Pria yang belakangan diketahuinya bernama Teungku Hadji Muhammad Tahir, seorang ulama dari Aceh Utara, menyalaminya seraya berkata, “O Teungku, saya datang menemuimu untuk mengingatkan agar tidak lupa pada hutang sejarah dan persiapkan dirimu untuk memimpin rakyat dan bangsa kita berjaya kembali sebagaimana leluhur kita lakukan sebelumnya.”

Nukilan itu tertera dalam buku The Price of Freedom: the Unfinished Diary of Teungku Hasan di Tiro (1984). Sekolah tempat adegan itu berlangsung: Madrasah Sa`adah Abadiyah al-Jamiatul Diniyah di Blang Paseh, Kecamatan Kota Sigli, Pidie.

Anthony Reid, dalam bukunya Sumatera dan Elite Tradisional menyimpulkan, keberadaan sekolah di tahun-tahun 1930-an yang didirikan ulama lokal di Aceh yang progresif adalah peralihan dari gerakan bersenjata rakyat Aceh—dalam melawan pendudukan Belanda—ke gerakan politik.  

Peralihan dari gerakan bersenjata ke politik kala itu, menurut Anthony Reid, setelah titik puncak frustasi perlawanan rakyat Aceh terhadap pendudukan Belanda dengan kekerasan hingga “dua pusat pemberontakan Aceh yang telah dipatahkan Belanda, yaitu yang dipimpin oleh para Teungku di Tiro di daerah Pidie dan Teungku di Mata Ie di Keureutoe” benar-benar klimaks.

Belanda, yang semula mengira akan mampu “mendisiplinkan” pikiran orang-orang Aceh setelah Teungku Chik di Tiro dan putra-putranya meninggal dunia dalam medan perang, ternyata tetap digayuti kecemasan karena pembunuhan-pembunuhan khas Aceh atau Atjeh-moord kerap terjadi. Biasanya, serangan itu dilakukan seorang diri terhadap Belanda di manapun mereka bisa  ditemui.

“Pada 1920, orang-orang Belanda memberi perhatian khusus terhadap masalah-masalah ini dengan mendirikan rumah sakit jiwa terbesar di daerah itu, di Sabang, untuk mengatasi apa yang tampak seperti suatu krisis yang luar biasa. Salah satu jalan keluar dari tekanan rasa kalah ini adalah kembali melawan yang mulanya disebabkan timbulnya harapan baru bahwa mereka mungkin menang. Perlawanan ini kemudian semakin berkembang karena adanya tekad yang nekat dalam diri perorangan maupun kelompok untuk mempertaruhkan nyawanya demi membunuh Belanda dengan keyakinan bahwa jika mereka mati maka mereka mati syahid dan masuk surga,” tulis Anthony Reid dalam bukunya Sumatera dan Elite Tradisional.

Pendekatakan kekerasan dalam melawan Belanda di Aceh hilang pada lima tahun terakhir pendudukannya di Aceh, karena sebagaimana dituliskan Anthony Reid, “Kaum muda dan kaum terpelajar telah mulai mengukur kebesaran martabat Aceh bukan dengan kenekatan perlawanan muslimin terhadap penjajah melainkan dengan kemampuan menyesuaikan diri dengan kekuatan-kekuatan baru yang mengubah wajah Islam dan Indonesia”.

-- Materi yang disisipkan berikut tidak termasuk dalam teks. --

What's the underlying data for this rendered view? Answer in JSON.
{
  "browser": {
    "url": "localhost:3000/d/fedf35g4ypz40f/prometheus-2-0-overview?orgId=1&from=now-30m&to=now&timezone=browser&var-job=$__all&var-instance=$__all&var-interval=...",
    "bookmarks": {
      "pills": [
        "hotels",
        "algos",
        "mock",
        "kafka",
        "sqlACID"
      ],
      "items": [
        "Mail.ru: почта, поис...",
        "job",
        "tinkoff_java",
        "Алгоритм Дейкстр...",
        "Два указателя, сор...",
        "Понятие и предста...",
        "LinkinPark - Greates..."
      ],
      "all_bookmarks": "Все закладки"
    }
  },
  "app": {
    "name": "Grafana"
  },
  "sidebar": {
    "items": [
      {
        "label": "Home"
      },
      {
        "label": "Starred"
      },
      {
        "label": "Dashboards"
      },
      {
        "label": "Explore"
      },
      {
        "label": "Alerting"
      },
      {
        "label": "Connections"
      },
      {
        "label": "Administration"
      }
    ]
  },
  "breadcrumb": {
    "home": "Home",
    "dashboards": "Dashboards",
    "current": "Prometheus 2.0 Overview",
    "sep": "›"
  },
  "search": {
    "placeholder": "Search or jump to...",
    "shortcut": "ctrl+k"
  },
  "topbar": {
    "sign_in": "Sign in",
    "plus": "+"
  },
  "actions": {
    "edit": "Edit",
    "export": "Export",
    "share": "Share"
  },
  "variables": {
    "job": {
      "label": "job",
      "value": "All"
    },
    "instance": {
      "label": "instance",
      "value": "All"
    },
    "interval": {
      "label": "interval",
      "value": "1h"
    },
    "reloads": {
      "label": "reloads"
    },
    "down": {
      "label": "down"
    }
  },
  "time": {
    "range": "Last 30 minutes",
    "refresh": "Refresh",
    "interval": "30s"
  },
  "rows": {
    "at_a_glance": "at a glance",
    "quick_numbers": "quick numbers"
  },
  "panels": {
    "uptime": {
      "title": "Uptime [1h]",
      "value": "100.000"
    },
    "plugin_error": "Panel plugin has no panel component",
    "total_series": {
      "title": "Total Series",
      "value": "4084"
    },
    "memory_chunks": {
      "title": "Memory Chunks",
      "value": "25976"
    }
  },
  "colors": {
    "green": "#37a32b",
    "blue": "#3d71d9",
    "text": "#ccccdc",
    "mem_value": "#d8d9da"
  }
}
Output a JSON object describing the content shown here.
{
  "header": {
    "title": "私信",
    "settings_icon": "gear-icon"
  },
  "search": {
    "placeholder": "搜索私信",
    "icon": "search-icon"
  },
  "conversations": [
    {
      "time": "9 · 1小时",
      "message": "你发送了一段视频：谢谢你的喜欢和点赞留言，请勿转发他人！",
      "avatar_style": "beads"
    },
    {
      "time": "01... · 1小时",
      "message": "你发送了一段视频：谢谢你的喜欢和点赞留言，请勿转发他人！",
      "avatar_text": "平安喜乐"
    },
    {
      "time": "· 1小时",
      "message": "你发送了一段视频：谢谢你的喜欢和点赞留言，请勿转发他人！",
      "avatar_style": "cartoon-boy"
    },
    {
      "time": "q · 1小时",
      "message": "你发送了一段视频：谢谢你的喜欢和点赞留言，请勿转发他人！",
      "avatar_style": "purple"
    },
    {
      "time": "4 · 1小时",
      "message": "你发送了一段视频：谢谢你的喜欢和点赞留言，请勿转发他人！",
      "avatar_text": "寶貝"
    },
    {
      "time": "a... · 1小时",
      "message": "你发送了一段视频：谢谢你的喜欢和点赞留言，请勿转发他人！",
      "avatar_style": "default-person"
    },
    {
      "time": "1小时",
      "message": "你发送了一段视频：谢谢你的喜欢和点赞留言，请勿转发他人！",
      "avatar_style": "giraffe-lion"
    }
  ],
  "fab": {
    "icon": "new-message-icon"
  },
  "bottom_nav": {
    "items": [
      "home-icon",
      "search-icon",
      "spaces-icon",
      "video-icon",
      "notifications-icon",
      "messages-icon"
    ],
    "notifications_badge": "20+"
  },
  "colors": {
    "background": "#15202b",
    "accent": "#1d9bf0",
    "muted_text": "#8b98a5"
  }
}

“Perubahan itu tidak saja ditandai dengan adanya sekolah-sekolah dan kehidupan keorganisasian yang modern tapi juga dengan terbitnya suratkabar, dibangunnya irigasi dan adanya toko-toko dan perdagangan yang berada di tangan putera-puteri Aceh sendiri,” tulis Anthony Reid.

Pendiri sekolah tersebut adalah Teungku Daud Beureueh. Jamiatul Diniyah, tulis Reid, merupakan gerakan pendidikan di mana ia mendirikan sekolah pertamanya di Blang Paseh. Lalu disusul di Pineung dan Ie Leubeu.

Sekolah tersebut merupakan tandingan atau sekolah alternatif dari kekuasaan Belanda yang hegemonik. Belanda membangun delapan Hollands Inlandse School (HIS) di Aceh hingga 1938. Itu adalah sekolah dasar. Untuk lanjutannya ada sekolah menengah, MULO. Sekolah ini dibuka untuk anak-anak uleebalang. Sementara, untuk rakyat biasa, dibangun sekolah tiga tahun yang bertujuan mengajarkan baca-tulis bahasa Melayu dan abjad latin, yakni Volkschool. 

***

TEUKU NOEKMAN, 73 tahun, duduk di atas kursi besi di bawah pohon manga yang rindang di salah satu sudut pekarangan rumahnya di Gampong Blang Paseh, Kecamatan Kota Sigli, Pidie, yang menghadap ke jalan raya, Kamis, 14 November 2019. Rumah itu memiliki pekarangan yang cukup luas dengan sejumlah tanaman di dalamnya. Rumah itu tak hanya sekadar rumah baginya, sebab beberapa tahun belakangan, rumah tersebut juga menjadi semacam wisma penginapan. Ia duduk dengan tatapan kosong ke depan. Di depannya, terdapat sebuah meja bundar.

Teuku Noekman merupakan adik Teuku Muhammad Hasan atau lebih dikenal dengan panggilan Mr Hasan, Gubernur Sumatera pertama saat Indonesia baru merdeka, yang ibukotanya saat itu berada di Kota Medan.

Sore itu, Teuku Noekman, yang mengenakan kaus putih dan kain sarung, memutar ingatannya tentang penggalan-penggalan peristiwa penting yang menyertai hidupnya.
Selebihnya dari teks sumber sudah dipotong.